Após deixar reunião com um grupo de secretários no centro administrativo municipal, Melo confirmou que a prefeitura não recorrerá da liminar expedida pela Justiça, em razão do tempo exíguo. A abertura das propostas estava marcada para as 10h desta quinta-feira (28).
Desde o governo Bolsonaro, o prefeito vinha tentando obter a doação definitiva do prédio do Gasômetro ao patrimônio municipal. A Usina foi cedida ao município em 1982, mas ainda pertence formalmente ao governo federal.
Mesmo sem ter a propriedade do imóvel, a prefeitura decidiu levar adiante a PPP e recebeu aval do Tribunal de Contas do Estado.
Além da ação da AGU, o prefeito recebeu, às vésperas do certame, ofício da Superintendência de Patrimônio da União (SPU) e da EBNPar, estatal federal à qual o imóvel está ligado. No documento, foi solicitada a suspensão da concorrência.
— Vou procurar a União para saber se ela entrou com ação meramente por fato de ter uma PPP ou se quer o imóvel de volta. E acho que vou botar uma faixa lá dizendo que a Usina está fechada por determinação do governo federal, que mudou de opinião — disse o prefeito.

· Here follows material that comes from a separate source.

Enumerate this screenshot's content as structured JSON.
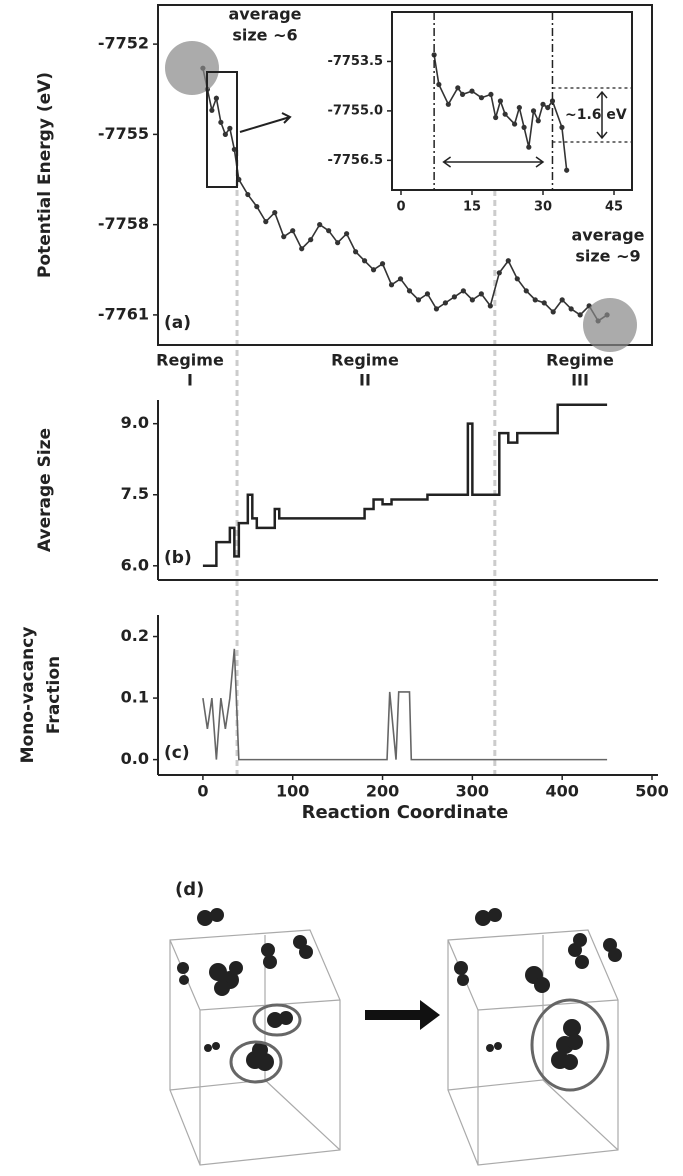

Após a decisão judicial, a prefeitura também analisa suspender o edital lançado na terça-feira (26) para a ocupação provisória de espaços da Usina para atividades culturais. O argumento é de que o questionamento da União sobre a gestão do prédio gera insegurança jurídica.
Liminar concedida
Em decisão tomada nesta quarta, o juiz Bruno Risch Fagundes de Oliveira, da 4ª Vara Federal de Porto Alegre, determinou a suspensão da licitação que pretendia repassar a Usina do Gasômetro para a iniciativa privada.

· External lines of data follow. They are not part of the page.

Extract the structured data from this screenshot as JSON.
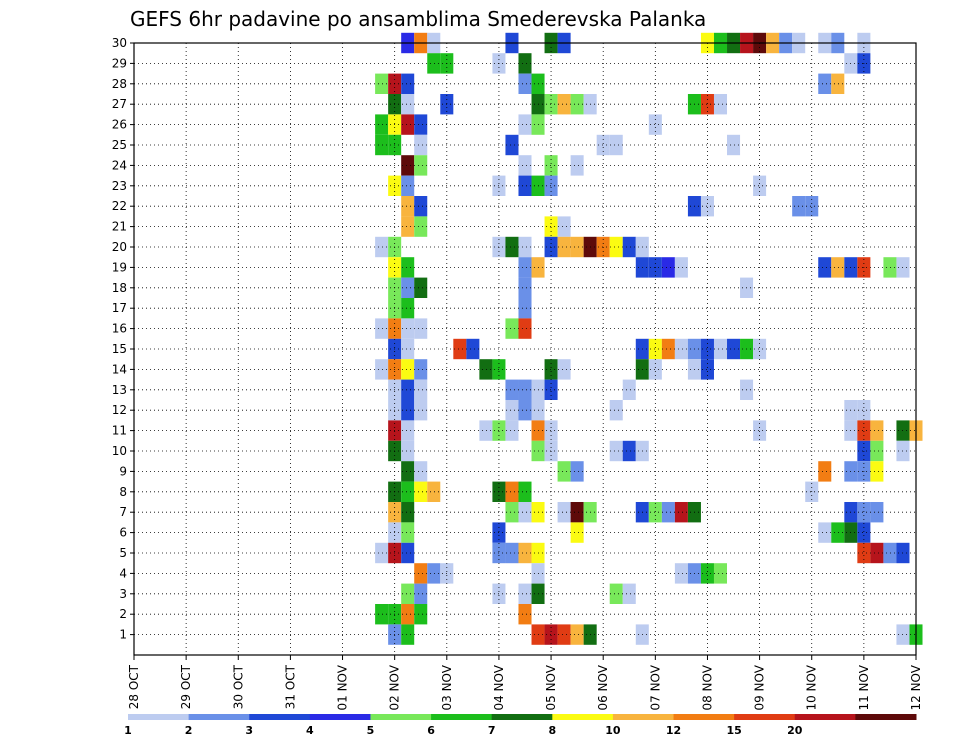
{
  "chart_data": {
    "type": "heatmap",
    "title": "GEFS 6hr padavine po ansamblima Smederevska Palanka",
    "xlabel": "",
    "ylabel": "",
    "x_tick_labels": [
      "28 OCT",
      "29 OCT",
      "30 OCT",
      "31 OCT",
      "01 NOV",
      "02 NOV",
      "03 NOV",
      "04 NOV",
      "05 NOV",
      "06 NOV",
      "07 NOV",
      "08 NOV",
      "09 NOV",
      "10 NOV",
      "11 NOV",
      "12 NOV"
    ],
    "y_tick_labels": [
      "1",
      "2",
      "3",
      "4",
      "5",
      "6",
      "7",
      "8",
      "9",
      "10",
      "11",
      "12",
      "13",
      "14",
      "15",
      "16",
      "17",
      "18",
      "19",
      "20",
      "21",
      "22",
      "23",
      "24",
      "25",
      "26",
      "27",
      "28",
      "29",
      "30"
    ],
    "x_range_steps": [
      0,
      60
    ],
    "y_range_members": [
      0,
      30
    ],
    "grid": true,
    "legend_position": "bottom",
    "colorbar": {
      "labels": [
        "1",
        "2",
        "3",
        "4",
        "5",
        "6",
        "7",
        "8",
        "10",
        "12",
        "15",
        "20"
      ],
      "colors": [
        "#bdccf0",
        "#6a90e8",
        "#1f48d6",
        "#2a2ae6",
        "#78e85a",
        "#1cbe1c",
        "#126e12",
        "#fbfb12",
        "#f8b43e",
        "#f27d13",
        "#e03c14",
        "#b6141c",
        "#5e0a0a"
      ]
    },
    "cell_level_note": "each cell value is an index into colorbar.colors (0 = lightest)",
    "cells": [
      {
        "m": 30,
        "s": [
          [
            21,
            3
          ],
          [
            22,
            9
          ],
          [
            23,
            0
          ],
          [
            29,
            2
          ],
          [
            32,
            6
          ],
          [
            33,
            2
          ],
          [
            44,
            7
          ],
          [
            45,
            5
          ],
          [
            46,
            6
          ],
          [
            47,
            11
          ],
          [
            48,
            12
          ],
          [
            49,
            8
          ],
          [
            50,
            1
          ],
          [
            51,
            0
          ],
          [
            53,
            0
          ],
          [
            54,
            1
          ],
          [
            56,
            0
          ]
        ]
      },
      {
        "m": 29,
        "s": [
          [
            23,
            5
          ],
          [
            24,
            5
          ],
          [
            28,
            0
          ],
          [
            30,
            6
          ],
          [
            55,
            0
          ],
          [
            56,
            2
          ]
        ]
      },
      {
        "m": 28,
        "s": [
          [
            19,
            4
          ],
          [
            20,
            11
          ],
          [
            21,
            2
          ],
          [
            30,
            1
          ],
          [
            31,
            5
          ],
          [
            53,
            1
          ],
          [
            54,
            8
          ]
        ]
      },
      {
        "m": 27,
        "s": [
          [
            20,
            6
          ],
          [
            21,
            0
          ],
          [
            24,
            2
          ],
          [
            31,
            6
          ],
          [
            32,
            4
          ],
          [
            33,
            8
          ],
          [
            34,
            4
          ],
          [
            35,
            0
          ],
          [
            43,
            5
          ],
          [
            44,
            10
          ],
          [
            45,
            0
          ]
        ]
      },
      {
        "m": 26,
        "s": [
          [
            19,
            5
          ],
          [
            20,
            7
          ],
          [
            21,
            11
          ],
          [
            22,
            2
          ],
          [
            30,
            0
          ],
          [
            31,
            4
          ],
          [
            40,
            0
          ]
        ]
      },
      {
        "m": 25,
        "s": [
          [
            19,
            5
          ],
          [
            20,
            5
          ],
          [
            22,
            0
          ],
          [
            29,
            2
          ],
          [
            36,
            0
          ],
          [
            37,
            0
          ],
          [
            46,
            0
          ]
        ]
      },
      {
        "m": 24,
        "s": [
          [
            21,
            12
          ],
          [
            22,
            4
          ],
          [
            30,
            0
          ],
          [
            32,
            4
          ],
          [
            34,
            0
          ]
        ]
      },
      {
        "m": 23,
        "s": [
          [
            20,
            7
          ],
          [
            21,
            1
          ],
          [
            28,
            0
          ],
          [
            30,
            2
          ],
          [
            31,
            5
          ],
          [
            32,
            1
          ],
          [
            48,
            0
          ]
        ]
      },
      {
        "m": 22,
        "s": [
          [
            21,
            8
          ],
          [
            22,
            2
          ],
          [
            43,
            2
          ],
          [
            44,
            0
          ],
          [
            51,
            1
          ],
          [
            52,
            1
          ]
        ]
      },
      {
        "m": 21,
        "s": [
          [
            21,
            8
          ],
          [
            22,
            4
          ],
          [
            32,
            7
          ],
          [
            33,
            0
          ]
        ]
      },
      {
        "m": 20,
        "s": [
          [
            19,
            0
          ],
          [
            20,
            4
          ],
          [
            28,
            0
          ],
          [
            29,
            6
          ],
          [
            30,
            0
          ],
          [
            32,
            2
          ],
          [
            33,
            8
          ],
          [
            34,
            8
          ],
          [
            35,
            12
          ],
          [
            36,
            9
          ],
          [
            37,
            7
          ],
          [
            38,
            2
          ],
          [
            39,
            0
          ]
        ]
      },
      {
        "m": 19,
        "s": [
          [
            20,
            7
          ],
          [
            21,
            5
          ],
          [
            30,
            1
          ],
          [
            31,
            8
          ],
          [
            39,
            2
          ],
          [
            40,
            2
          ],
          [
            41,
            3
          ],
          [
            42,
            0
          ],
          [
            53,
            2
          ],
          [
            54,
            8
          ],
          [
            55,
            2
          ],
          [
            56,
            10
          ],
          [
            58,
            4
          ],
          [
            59,
            0
          ]
        ]
      },
      {
        "m": 18,
        "s": [
          [
            20,
            4
          ],
          [
            21,
            1
          ],
          [
            22,
            6
          ],
          [
            30,
            1
          ],
          [
            47,
            0
          ]
        ]
      },
      {
        "m": 17,
        "s": [
          [
            20,
            4
          ],
          [
            21,
            5
          ],
          [
            30,
            1
          ]
        ]
      },
      {
        "m": 16,
        "s": [
          [
            19,
            0
          ],
          [
            20,
            9
          ],
          [
            21,
            0
          ],
          [
            22,
            0
          ],
          [
            29,
            4
          ],
          [
            30,
            10
          ]
        ]
      },
      {
        "m": 15,
        "s": [
          [
            20,
            2
          ],
          [
            21,
            0
          ],
          [
            25,
            10
          ],
          [
            26,
            2
          ],
          [
            39,
            2
          ],
          [
            40,
            7
          ],
          [
            41,
            9
          ],
          [
            42,
            0
          ],
          [
            43,
            1
          ],
          [
            44,
            2
          ],
          [
            45,
            0
          ],
          [
            46,
            2
          ],
          [
            47,
            5
          ],
          [
            48,
            0
          ]
        ]
      },
      {
        "m": 14,
        "s": [
          [
            19,
            0
          ],
          [
            20,
            9
          ],
          [
            21,
            7
          ],
          [
            22,
            1
          ],
          [
            27,
            6
          ],
          [
            28,
            5
          ],
          [
            32,
            6
          ],
          [
            33,
            0
          ],
          [
            39,
            6
          ],
          [
            40,
            0
          ],
          [
            43,
            0
          ],
          [
            44,
            2
          ]
        ]
      },
      {
        "m": 13,
        "s": [
          [
            20,
            0
          ],
          [
            21,
            2
          ],
          [
            22,
            0
          ],
          [
            29,
            1
          ],
          [
            30,
            1
          ],
          [
            31,
            0
          ],
          [
            32,
            2
          ],
          [
            38,
            0
          ],
          [
            47,
            0
          ]
        ]
      },
      {
        "m": 12,
        "s": [
          [
            20,
            0
          ],
          [
            21,
            2
          ],
          [
            22,
            0
          ],
          [
            29,
            0
          ],
          [
            30,
            1
          ],
          [
            31,
            0
          ],
          [
            37,
            0
          ],
          [
            55,
            0
          ],
          [
            56,
            0
          ]
        ]
      },
      {
        "m": 11,
        "s": [
          [
            20,
            11
          ],
          [
            21,
            0
          ],
          [
            27,
            0
          ],
          [
            28,
            4
          ],
          [
            29,
            0
          ],
          [
            31,
            9
          ],
          [
            32,
            0
          ],
          [
            48,
            0
          ],
          [
            55,
            0
          ],
          [
            56,
            10
          ],
          [
            57,
            8
          ],
          [
            59,
            6
          ],
          [
            60,
            8
          ]
        ]
      },
      {
        "m": 10,
        "s": [
          [
            20,
            6
          ],
          [
            21,
            0
          ],
          [
            31,
            4
          ],
          [
            32,
            0
          ],
          [
            37,
            0
          ],
          [
            38,
            2
          ],
          [
            39,
            0
          ],
          [
            56,
            2
          ],
          [
            57,
            4
          ],
          [
            59,
            0
          ]
        ]
      },
      {
        "m": 9,
        "s": [
          [
            21,
            6
          ],
          [
            22,
            0
          ],
          [
            33,
            4
          ],
          [
            34,
            1
          ],
          [
            53,
            9
          ],
          [
            55,
            1
          ],
          [
            56,
            1
          ],
          [
            57,
            7
          ]
        ]
      },
      {
        "m": 8,
        "s": [
          [
            20,
            6
          ],
          [
            21,
            5
          ],
          [
            22,
            7
          ],
          [
            23,
            8
          ],
          [
            28,
            6
          ],
          [
            29,
            9
          ],
          [
            30,
            5
          ],
          [
            52,
            0
          ]
        ]
      },
      {
        "m": 7,
        "s": [
          [
            20,
            8
          ],
          [
            21,
            6
          ],
          [
            29,
            4
          ],
          [
            30,
            0
          ],
          [
            31,
            7
          ],
          [
            33,
            0
          ],
          [
            34,
            12
          ],
          [
            35,
            4
          ],
          [
            39,
            2
          ],
          [
            40,
            4
          ],
          [
            41,
            1
          ],
          [
            42,
            11
          ],
          [
            43,
            6
          ],
          [
            55,
            2
          ],
          [
            56,
            1
          ],
          [
            57,
            1
          ]
        ]
      },
      {
        "m": 6,
        "s": [
          [
            20,
            0
          ],
          [
            21,
            4
          ],
          [
            28,
            2
          ],
          [
            34,
            7
          ],
          [
            53,
            0
          ],
          [
            54,
            5
          ],
          [
            55,
            6
          ],
          [
            56,
            2
          ]
        ]
      },
      {
        "m": 5,
        "s": [
          [
            19,
            0
          ],
          [
            20,
            11
          ],
          [
            21,
            2
          ],
          [
            28,
            1
          ],
          [
            29,
            1
          ],
          [
            30,
            8
          ],
          [
            31,
            7
          ],
          [
            56,
            10
          ],
          [
            57,
            11
          ],
          [
            58,
            1
          ],
          [
            59,
            2
          ]
        ]
      },
      {
        "m": 4,
        "s": [
          [
            22,
            9
          ],
          [
            23,
            1
          ],
          [
            24,
            0
          ],
          [
            31,
            0
          ],
          [
            42,
            0
          ],
          [
            43,
            1
          ],
          [
            44,
            5
          ],
          [
            45,
            4
          ]
        ]
      },
      {
        "m": 3,
        "s": [
          [
            21,
            4
          ],
          [
            22,
            1
          ],
          [
            28,
            0
          ],
          [
            30,
            0
          ],
          [
            31,
            6
          ],
          [
            37,
            4
          ],
          [
            38,
            0
          ]
        ]
      },
      {
        "m": 2,
        "s": [
          [
            19,
            5
          ],
          [
            20,
            5
          ],
          [
            21,
            9
          ],
          [
            22,
            5
          ],
          [
            30,
            9
          ]
        ]
      },
      {
        "m": 1,
        "s": [
          [
            20,
            1
          ],
          [
            21,
            5
          ],
          [
            31,
            10
          ],
          [
            32,
            11
          ],
          [
            33,
            10
          ],
          [
            34,
            8
          ],
          [
            35,
            6
          ],
          [
            39,
            0
          ],
          [
            59,
            0
          ],
          [
            60,
            5
          ]
        ]
      }
    ]
  }
}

Oliveira apontou que a prefeitura precisaria receber anuência da União para efetivar a PPP e determinou que uma solução consensual seja encontrada entre prefeitura de Porto Alegre e governo federal.
O Ministério Público Federal já havia determinado que o município suspendesse a licitação. Se a prefeitura não o fizesse, ingressaria com ação na Justiça.